Con la comparecencia en la Ciutat de la Justícia de los primeros responsables policiales de la desproporcionada violencia del 1-O se
ha puesto de manifiesto lo importante que es contar con una estrategia a
la hora de fabricar un relato que acabe anulando o cuestionando la
verdad de los hechos.
Frente a los datos oficiales de que más de un
millar de personas tuvieron que ser atendidas por los equipos médicos de
lesiones por la actuación policial, el Estado español estableció
tres diques de contención: la intervención policial fue proporcionada,
los lesionados fueron muchos menos de los que dijo la Generalitat y
muchas de las escalofriantes imágenes que se distribuyeron estaban
manipuladas. Vamos, eran fake news.
Hubo incluso un ministro de Exteriores que ya nadie recuerda y que respondía al apellido Dastis
que así lo aseguró en sendas entrevistas en la BBC y Sky News y se topó
con la perplejidad de la primera y un severo rapapolvo de la segunda.
La mentira del Estado no superó los Pirineos pero era desde el
principio de consumo interno. Aquellos números de la Guardia Civil y del
Cuerpo Nacional de Policía que abandonaron durante varias semanas sus
lugares de destino alentados por autoridades y mandos entre cantos
patrióticos y gritos de A por ellos y que tuvieron, además, el respaldo de Felipe VI,
elogiando su actuación y alejándose irreversiblemente de la mayoría de
los catalanes, comprendieron desde el primero momento la importancia de
su misión.
Quizás por ello, a falta de órdenes concretas, no hizo ni
falta una directriz específica para sacar la porra y fue suficiente una
instrucción previa: "Si no podían realizar lo que se les había encargado
[retirar las urnas de los colegios electorales] tenían que cargar".
Manos libres, autonomía y discrecionalidad.
Nada de lo declarado por los primeros responsables policiales citados
en el juzgado ha tenido, sin embargo, el impacto del inspector del CNP
ante una foto que se hizo viral y dio la vuelta al mundo de una mujer de
cabellos blancos, con el rostro y las manos ensangrentadas.
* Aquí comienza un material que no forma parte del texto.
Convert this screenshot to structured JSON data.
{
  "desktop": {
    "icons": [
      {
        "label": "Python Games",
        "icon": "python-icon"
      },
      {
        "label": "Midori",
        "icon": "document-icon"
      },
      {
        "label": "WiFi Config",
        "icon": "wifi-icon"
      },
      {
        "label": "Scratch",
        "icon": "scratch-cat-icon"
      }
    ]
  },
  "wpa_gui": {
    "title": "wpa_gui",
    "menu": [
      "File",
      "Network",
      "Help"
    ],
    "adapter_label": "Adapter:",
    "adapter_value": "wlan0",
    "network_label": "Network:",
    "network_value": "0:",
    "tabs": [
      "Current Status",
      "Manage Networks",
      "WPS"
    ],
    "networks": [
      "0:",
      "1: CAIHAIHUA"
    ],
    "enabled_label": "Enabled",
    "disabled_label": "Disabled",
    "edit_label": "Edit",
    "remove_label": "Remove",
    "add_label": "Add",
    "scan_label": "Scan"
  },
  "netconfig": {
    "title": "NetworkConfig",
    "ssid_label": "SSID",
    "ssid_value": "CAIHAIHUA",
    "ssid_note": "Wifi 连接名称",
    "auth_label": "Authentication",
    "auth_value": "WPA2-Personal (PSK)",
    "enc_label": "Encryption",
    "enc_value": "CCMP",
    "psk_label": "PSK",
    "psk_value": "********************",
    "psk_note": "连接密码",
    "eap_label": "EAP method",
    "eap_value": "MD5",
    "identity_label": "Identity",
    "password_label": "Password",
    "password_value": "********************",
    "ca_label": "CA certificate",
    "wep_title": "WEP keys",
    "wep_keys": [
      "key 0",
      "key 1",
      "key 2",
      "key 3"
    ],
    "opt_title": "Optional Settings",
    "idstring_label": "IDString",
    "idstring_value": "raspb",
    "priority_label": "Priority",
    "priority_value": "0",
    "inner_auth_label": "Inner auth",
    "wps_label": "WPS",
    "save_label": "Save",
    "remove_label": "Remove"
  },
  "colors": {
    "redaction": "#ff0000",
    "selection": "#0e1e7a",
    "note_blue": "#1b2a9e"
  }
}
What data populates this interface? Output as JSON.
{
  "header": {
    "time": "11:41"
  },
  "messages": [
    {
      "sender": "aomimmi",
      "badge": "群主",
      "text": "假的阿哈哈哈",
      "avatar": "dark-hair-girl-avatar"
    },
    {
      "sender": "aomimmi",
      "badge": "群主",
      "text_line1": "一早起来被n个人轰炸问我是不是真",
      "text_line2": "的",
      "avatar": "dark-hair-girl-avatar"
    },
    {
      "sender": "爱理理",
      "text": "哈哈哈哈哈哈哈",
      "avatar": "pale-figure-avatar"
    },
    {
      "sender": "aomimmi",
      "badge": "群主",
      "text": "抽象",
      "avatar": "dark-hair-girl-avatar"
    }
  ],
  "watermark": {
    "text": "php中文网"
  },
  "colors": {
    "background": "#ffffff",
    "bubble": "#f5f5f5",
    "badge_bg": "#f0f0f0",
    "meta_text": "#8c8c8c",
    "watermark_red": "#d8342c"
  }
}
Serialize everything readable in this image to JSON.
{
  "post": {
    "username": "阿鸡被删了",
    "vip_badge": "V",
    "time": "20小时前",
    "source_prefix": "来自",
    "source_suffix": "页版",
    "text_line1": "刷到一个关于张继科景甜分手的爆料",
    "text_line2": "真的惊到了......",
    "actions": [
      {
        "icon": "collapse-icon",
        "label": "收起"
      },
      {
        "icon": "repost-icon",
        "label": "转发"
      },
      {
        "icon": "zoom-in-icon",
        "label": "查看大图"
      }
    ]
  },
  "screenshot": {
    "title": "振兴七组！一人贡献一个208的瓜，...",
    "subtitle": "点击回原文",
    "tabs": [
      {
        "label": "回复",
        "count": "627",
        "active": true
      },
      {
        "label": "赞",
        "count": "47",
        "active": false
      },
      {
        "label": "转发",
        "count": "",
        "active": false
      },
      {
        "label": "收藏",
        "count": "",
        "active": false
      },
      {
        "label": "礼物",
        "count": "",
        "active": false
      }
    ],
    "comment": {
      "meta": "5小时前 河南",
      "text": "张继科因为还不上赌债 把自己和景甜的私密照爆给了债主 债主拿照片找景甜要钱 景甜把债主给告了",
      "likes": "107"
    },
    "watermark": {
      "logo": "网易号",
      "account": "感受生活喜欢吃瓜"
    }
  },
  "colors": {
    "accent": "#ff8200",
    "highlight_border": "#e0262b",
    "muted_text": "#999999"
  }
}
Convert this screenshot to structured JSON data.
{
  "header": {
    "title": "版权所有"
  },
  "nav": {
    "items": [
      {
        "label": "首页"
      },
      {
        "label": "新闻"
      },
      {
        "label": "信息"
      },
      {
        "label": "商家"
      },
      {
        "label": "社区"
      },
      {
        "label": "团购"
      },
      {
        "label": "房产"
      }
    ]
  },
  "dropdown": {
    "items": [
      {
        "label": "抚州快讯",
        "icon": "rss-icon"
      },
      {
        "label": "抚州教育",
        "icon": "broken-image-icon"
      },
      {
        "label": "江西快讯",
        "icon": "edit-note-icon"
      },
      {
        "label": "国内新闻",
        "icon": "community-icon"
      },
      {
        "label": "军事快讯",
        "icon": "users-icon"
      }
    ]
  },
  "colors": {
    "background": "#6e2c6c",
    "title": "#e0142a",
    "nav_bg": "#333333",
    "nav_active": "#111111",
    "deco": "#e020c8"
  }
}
Una imagen
terrible de la desproporcionada intervención policial.
Mariano Rajoy
quizás explicará algún día que fueron las presiones de las cancillerías europeas
las que detuvieron el baño de sangre que había en muchos colegios
electorales. Porque fue eso: un baño de sangre de cuerpos en actitud
pacífica frente a una policía extremadamente violenta con el resultado
de heridos ya comentado.
Sí, era sangre. No presunta sangre, ni pintura roja. No fue una
performance, ni una obra de teatro. Los cargos políticos que lo
permitieron por activa o por pasiva han quedado marcados para siempre.
Algunos aún se mueven como zombis en el teatro que muchas veces es la
vida política. Venir ahora a decir que quizás era pintura roja y no
sangre es una estrategia de defensa para ocultar una realidad lacerante
que muchos catalanes no olvidarán nunca.